Top tips for successful migration
Here’s how we did it and my top tips for success.

1. Establish an owner of the project
We had a lead project manager but each service was also allocated a lead engineer.

2. Create a detailed plan
We created a plan that covered in precise detail what we were going to do and agreed it with all the stakeholders, including our customers. Our engineers focused on the intricacies of each service, identifying potential pitfalls, and creating different strategies for each service.

3. Migrate in phases
Each service’s individual part of the project was divided into week-long processes to ensure a successful switch-over to Reading and subsequent going live of the service.

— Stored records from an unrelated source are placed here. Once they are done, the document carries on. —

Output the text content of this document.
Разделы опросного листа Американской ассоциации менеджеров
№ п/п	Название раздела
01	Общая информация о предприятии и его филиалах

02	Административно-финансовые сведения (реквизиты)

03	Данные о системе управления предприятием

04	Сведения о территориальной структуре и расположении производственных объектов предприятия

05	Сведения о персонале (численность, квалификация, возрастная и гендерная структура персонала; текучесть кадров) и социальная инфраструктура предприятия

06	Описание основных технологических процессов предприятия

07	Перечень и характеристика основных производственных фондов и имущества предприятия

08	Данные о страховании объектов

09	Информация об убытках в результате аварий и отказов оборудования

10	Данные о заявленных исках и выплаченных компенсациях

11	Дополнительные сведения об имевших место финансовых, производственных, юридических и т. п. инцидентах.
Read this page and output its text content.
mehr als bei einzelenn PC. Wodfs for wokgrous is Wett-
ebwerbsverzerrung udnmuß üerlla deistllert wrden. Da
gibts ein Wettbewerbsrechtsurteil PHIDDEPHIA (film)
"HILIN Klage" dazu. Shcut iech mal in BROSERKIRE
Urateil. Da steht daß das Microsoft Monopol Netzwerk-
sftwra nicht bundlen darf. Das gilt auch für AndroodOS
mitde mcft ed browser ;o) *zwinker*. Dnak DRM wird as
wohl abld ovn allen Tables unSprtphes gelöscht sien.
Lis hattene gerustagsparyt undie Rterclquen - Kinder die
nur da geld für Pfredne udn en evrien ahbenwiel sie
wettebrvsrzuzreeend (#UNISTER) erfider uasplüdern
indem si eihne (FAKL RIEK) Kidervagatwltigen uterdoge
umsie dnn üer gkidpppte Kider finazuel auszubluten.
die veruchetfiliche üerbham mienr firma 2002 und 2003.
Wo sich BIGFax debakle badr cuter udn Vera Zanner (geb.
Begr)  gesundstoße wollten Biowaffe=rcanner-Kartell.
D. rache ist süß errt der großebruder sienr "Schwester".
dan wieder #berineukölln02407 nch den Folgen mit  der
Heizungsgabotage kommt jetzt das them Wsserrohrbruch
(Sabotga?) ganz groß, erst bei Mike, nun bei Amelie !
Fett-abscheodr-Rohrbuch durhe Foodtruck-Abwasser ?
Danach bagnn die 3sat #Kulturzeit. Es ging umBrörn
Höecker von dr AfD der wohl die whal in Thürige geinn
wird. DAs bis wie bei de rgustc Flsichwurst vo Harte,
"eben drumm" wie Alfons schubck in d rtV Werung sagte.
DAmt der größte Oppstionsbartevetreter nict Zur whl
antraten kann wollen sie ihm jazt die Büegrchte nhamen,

4.  Ensure there’s no downtime
This is where the detailed planning really comes into its own. We were able to keep all services up and running because of the carefully planned and executed background synchronisation performed in advance of the final switch-over. This planning also meant that there was minimum customer disruption and very little intervention was required from them.

5.  Review, review, review
Once the project was underway, we didn’t just kick it off and hope it worked. We reviewed it constantly: we moved a quantity of data, checked everything was in order, then moved the next batch, checked again, and so on. After each stage, the plan was reviewed and adjusted in the light of any lessons learned.

So it’s not that migrating your data infrastructure is impossible, it’s just that you have to make sure you  put the right processes or people in place. Or better still, choose an experienced provider who can remove the burden of migration while also offering real value down the line by taking on the costs and hassle of constant upgrading and maintenance.